How can I implement the Network Information API in my web application?

Implementing the Network Information API involves using JavaScript to access the Network Information API’s properties and methods. You can use the navigator.connection or navigator.mozConnection properties to get a NetworkInformation object representing the user’s connection, and then use this object’s properties and event handlers to get information about the connection and react to changes in the connection.

What kind of information can I get from the Network Information API?

The Network Information API provides several properties that give information about the user’s network connection. These include downlink, effectiveType, and rtt, which provide the bandwidth in megabits per second, the effective type of the connection, and the round-trip time in milliseconds, respectively.

Can the Network Information API be used to detect offline status?

Yes, the Network Information API can be used to detect if the user’s device is offline. The navigator.onLine property returns a Boolean value that indicates whether the user’s device is online or offline.

How reliable is the data from the Network Information API?

The data from the Network Information API is an estimate and may not be completely accurate.

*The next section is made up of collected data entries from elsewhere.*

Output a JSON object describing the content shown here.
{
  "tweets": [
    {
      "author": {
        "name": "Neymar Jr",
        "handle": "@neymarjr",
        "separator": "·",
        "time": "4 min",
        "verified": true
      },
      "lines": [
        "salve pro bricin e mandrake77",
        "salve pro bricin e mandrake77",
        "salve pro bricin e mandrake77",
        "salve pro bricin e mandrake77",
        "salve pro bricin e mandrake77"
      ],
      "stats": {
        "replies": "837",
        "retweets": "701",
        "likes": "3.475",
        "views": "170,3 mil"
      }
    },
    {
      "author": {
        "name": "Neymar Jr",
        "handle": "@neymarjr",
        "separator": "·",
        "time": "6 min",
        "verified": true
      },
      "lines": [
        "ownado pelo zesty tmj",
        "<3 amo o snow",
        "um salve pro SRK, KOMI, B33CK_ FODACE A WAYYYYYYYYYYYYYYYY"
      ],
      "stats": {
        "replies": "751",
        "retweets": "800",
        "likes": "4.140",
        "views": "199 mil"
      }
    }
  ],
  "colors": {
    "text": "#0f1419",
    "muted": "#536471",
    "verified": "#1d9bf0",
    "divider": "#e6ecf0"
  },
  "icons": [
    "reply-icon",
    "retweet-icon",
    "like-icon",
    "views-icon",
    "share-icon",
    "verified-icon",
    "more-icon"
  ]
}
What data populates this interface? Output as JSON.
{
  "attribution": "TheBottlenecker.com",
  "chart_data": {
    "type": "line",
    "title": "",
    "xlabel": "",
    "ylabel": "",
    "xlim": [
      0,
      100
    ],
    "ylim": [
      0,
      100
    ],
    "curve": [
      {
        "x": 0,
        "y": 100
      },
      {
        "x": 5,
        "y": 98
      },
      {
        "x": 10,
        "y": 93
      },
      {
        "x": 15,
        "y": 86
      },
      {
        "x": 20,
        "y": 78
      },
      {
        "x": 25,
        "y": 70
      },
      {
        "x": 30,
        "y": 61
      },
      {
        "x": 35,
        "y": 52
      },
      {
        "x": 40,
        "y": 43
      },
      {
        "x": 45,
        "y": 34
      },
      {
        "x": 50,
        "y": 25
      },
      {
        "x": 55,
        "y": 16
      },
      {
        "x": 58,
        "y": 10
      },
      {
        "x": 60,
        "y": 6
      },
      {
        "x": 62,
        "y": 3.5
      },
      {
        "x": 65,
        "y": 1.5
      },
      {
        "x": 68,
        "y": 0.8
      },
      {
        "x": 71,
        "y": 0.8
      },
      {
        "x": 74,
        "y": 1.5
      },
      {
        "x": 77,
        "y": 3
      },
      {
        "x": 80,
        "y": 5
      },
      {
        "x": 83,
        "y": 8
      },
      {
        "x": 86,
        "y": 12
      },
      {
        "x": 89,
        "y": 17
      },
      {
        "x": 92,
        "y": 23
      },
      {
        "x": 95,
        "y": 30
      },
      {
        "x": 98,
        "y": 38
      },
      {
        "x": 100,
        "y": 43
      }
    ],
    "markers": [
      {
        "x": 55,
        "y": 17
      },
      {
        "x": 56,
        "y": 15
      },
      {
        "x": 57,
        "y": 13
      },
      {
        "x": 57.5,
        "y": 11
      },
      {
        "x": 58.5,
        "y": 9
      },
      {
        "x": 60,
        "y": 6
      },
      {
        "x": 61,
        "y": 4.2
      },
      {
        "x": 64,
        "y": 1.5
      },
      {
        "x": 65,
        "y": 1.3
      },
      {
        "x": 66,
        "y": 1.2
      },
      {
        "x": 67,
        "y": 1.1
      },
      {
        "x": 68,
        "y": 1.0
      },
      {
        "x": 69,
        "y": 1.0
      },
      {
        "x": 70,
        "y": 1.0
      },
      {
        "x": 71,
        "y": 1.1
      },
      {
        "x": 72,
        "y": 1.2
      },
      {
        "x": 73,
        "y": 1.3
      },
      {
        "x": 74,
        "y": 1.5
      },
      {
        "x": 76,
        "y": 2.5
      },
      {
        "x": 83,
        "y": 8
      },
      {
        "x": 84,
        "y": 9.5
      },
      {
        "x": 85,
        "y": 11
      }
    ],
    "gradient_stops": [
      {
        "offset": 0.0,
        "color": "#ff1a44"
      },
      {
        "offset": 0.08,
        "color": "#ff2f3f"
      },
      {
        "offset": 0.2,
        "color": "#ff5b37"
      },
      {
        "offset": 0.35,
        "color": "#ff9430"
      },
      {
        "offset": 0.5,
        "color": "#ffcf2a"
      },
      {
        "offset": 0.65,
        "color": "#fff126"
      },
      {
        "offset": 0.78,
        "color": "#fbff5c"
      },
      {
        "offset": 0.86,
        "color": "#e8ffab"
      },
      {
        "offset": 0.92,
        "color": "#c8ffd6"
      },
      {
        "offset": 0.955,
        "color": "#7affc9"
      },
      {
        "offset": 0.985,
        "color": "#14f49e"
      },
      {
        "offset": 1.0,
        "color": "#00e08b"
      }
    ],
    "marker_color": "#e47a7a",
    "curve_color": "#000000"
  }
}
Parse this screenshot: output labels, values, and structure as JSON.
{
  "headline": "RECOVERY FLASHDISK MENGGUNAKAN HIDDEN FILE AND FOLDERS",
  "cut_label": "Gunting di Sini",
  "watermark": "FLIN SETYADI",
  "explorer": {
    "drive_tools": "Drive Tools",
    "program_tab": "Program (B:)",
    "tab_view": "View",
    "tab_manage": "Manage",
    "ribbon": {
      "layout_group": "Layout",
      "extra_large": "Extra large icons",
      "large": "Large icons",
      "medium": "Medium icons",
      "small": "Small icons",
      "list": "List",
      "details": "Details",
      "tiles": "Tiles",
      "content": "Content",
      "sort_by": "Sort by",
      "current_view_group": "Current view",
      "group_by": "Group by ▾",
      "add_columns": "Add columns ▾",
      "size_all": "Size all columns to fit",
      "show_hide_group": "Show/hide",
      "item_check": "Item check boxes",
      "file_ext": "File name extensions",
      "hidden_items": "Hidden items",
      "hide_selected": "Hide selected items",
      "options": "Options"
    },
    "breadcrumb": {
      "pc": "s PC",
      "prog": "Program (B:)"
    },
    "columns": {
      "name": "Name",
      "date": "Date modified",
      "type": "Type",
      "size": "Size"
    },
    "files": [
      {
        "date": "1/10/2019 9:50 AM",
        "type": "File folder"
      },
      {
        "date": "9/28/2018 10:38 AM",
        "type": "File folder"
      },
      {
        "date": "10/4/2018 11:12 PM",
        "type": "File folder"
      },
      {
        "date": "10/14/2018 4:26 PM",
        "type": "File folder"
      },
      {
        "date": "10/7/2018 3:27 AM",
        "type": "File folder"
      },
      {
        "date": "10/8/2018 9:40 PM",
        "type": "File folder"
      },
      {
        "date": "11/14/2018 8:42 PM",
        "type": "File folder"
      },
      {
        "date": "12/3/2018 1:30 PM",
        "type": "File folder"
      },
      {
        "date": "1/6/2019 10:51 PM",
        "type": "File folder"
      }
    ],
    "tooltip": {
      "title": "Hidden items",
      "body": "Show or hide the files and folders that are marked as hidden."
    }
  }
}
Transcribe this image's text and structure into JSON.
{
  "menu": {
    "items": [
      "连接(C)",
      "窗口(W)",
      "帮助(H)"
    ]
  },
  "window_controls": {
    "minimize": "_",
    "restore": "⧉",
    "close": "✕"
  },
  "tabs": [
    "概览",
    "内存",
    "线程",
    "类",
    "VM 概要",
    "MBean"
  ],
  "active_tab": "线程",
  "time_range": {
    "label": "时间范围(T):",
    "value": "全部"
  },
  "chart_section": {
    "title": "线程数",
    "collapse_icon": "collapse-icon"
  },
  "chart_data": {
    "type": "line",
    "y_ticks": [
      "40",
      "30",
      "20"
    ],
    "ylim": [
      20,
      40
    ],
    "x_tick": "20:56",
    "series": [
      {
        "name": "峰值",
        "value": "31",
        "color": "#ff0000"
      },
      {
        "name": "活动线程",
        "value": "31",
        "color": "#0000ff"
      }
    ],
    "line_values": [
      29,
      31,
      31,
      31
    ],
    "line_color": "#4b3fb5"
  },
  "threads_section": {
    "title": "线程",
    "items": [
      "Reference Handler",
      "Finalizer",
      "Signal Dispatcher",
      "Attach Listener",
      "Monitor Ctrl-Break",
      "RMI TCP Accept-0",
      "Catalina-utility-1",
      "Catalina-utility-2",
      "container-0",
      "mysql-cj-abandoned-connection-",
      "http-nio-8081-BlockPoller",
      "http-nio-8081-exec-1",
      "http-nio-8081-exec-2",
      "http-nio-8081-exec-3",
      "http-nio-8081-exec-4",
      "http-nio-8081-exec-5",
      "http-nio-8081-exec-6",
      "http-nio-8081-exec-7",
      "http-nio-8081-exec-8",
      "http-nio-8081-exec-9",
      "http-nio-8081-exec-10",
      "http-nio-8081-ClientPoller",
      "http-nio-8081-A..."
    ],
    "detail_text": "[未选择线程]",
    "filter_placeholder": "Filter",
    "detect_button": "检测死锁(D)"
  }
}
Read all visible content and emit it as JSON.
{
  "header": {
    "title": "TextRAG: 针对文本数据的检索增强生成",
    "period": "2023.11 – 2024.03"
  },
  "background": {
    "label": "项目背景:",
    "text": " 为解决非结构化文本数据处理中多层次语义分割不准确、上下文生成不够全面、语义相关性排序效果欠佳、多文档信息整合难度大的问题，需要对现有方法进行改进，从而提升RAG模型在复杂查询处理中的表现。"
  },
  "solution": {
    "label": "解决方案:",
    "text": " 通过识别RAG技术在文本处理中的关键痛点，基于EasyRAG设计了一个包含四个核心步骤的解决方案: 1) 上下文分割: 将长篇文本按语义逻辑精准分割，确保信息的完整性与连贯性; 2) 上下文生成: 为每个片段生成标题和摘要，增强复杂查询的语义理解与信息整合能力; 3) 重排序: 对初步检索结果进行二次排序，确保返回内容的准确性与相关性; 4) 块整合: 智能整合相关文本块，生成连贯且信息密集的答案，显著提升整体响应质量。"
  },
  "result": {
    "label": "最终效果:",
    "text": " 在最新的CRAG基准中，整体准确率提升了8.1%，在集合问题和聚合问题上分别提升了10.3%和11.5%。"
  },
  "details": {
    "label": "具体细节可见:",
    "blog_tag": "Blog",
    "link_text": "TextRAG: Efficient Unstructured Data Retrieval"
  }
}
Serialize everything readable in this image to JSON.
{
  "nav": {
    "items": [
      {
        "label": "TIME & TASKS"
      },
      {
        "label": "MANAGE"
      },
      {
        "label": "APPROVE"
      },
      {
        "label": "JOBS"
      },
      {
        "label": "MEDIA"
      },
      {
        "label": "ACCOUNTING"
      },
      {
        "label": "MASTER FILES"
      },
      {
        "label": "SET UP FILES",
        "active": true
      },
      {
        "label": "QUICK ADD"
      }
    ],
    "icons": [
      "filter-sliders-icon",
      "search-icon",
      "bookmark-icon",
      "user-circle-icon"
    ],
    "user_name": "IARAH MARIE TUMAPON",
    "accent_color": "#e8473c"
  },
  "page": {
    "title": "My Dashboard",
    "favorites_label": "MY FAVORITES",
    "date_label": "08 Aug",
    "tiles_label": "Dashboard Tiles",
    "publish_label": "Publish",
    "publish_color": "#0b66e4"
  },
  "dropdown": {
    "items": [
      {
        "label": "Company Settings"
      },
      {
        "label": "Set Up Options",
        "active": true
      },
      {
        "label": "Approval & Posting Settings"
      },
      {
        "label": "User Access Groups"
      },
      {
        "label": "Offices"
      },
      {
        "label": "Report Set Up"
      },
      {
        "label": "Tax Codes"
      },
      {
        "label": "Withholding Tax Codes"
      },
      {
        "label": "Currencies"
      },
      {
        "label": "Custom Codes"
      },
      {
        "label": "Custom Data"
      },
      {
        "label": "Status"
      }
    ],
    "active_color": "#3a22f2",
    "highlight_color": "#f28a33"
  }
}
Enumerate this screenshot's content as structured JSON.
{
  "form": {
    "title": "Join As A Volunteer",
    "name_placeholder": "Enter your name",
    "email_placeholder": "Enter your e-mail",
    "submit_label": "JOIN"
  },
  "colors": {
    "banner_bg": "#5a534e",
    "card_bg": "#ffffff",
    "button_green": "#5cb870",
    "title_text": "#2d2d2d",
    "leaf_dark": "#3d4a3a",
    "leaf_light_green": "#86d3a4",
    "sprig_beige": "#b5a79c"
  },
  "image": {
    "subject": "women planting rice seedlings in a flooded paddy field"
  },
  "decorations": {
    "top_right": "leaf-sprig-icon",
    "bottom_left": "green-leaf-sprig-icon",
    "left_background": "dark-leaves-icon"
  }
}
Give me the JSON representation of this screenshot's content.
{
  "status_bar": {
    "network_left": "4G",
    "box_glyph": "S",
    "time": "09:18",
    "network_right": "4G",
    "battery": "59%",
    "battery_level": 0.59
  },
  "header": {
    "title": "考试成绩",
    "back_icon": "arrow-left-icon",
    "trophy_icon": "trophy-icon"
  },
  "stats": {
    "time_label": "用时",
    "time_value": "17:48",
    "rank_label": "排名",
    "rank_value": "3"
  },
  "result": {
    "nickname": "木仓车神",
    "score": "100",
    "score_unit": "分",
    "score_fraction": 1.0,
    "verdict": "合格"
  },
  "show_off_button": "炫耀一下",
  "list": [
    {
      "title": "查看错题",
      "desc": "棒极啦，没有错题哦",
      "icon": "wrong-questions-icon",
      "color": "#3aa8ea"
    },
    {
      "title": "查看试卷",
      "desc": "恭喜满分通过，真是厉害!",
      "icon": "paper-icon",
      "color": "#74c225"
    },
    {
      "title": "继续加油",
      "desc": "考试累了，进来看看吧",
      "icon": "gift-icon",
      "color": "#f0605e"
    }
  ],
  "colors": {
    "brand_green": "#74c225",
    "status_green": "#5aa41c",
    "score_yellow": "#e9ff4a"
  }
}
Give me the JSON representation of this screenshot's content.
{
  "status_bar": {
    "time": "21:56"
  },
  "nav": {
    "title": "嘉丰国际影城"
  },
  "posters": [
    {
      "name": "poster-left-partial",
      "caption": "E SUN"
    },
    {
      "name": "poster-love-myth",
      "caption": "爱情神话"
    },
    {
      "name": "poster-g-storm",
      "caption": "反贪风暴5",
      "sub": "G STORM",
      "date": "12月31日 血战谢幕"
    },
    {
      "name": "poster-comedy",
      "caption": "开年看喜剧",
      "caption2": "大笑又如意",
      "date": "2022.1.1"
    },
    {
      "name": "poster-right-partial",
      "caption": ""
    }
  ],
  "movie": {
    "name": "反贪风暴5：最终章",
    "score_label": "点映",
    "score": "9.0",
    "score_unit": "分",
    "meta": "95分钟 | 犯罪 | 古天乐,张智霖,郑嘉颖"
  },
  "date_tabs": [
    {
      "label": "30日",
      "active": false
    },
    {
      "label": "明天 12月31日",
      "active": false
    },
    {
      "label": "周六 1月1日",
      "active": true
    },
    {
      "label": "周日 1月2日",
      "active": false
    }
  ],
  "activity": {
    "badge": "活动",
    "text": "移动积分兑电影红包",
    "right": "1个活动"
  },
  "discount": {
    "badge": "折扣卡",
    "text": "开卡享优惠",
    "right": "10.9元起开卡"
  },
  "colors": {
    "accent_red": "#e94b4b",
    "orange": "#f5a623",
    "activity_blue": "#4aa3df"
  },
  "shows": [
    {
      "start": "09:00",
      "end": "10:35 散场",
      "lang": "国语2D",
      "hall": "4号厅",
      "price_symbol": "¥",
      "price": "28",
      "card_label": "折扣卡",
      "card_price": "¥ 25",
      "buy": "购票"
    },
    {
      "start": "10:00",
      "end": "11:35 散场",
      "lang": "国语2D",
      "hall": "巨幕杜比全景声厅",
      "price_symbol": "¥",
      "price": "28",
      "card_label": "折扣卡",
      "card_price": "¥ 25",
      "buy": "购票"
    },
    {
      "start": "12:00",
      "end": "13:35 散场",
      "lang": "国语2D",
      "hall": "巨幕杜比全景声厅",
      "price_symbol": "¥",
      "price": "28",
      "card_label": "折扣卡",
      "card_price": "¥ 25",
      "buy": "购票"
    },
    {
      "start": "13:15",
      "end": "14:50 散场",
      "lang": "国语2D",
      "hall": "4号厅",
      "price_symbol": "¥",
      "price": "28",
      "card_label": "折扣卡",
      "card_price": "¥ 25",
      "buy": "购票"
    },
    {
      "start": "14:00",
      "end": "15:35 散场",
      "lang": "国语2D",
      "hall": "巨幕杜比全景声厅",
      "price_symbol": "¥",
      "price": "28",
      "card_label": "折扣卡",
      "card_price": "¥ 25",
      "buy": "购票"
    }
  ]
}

It’s based on recently observed network conditions and may not reflect the actual current network conditions. Therefore, it should be used as a guide rather than a definitive measure of network conditions.

Can the Network Information API be used with service workers?

Yes, the Network Information API can be used with service workers. This allows you to adapt the behavior of your service worker based on the user’s network conditions, such as caching more aggressively when the user is on a slow network.

What are the privacy implications of using the Network Information API?

The Network Information API can potentially be used to fingerprint users based on their network conditions. However, the API only provides coarse-grained information about the network, and this information is also available to native applications, so the additional privacy risk is minimal.

What are some use cases for the Network Information API?

The Network Information API can be used in a variety of ways to improve the user experience. For example, a video streaming site could use it to automatically select the appropriate video quality based on the user’s network speed. A news site could use it to decide whether to load high-resolution images or lower-quality ones. A web app could use it to warn users when they’re on a slow network and some features might not work optimally.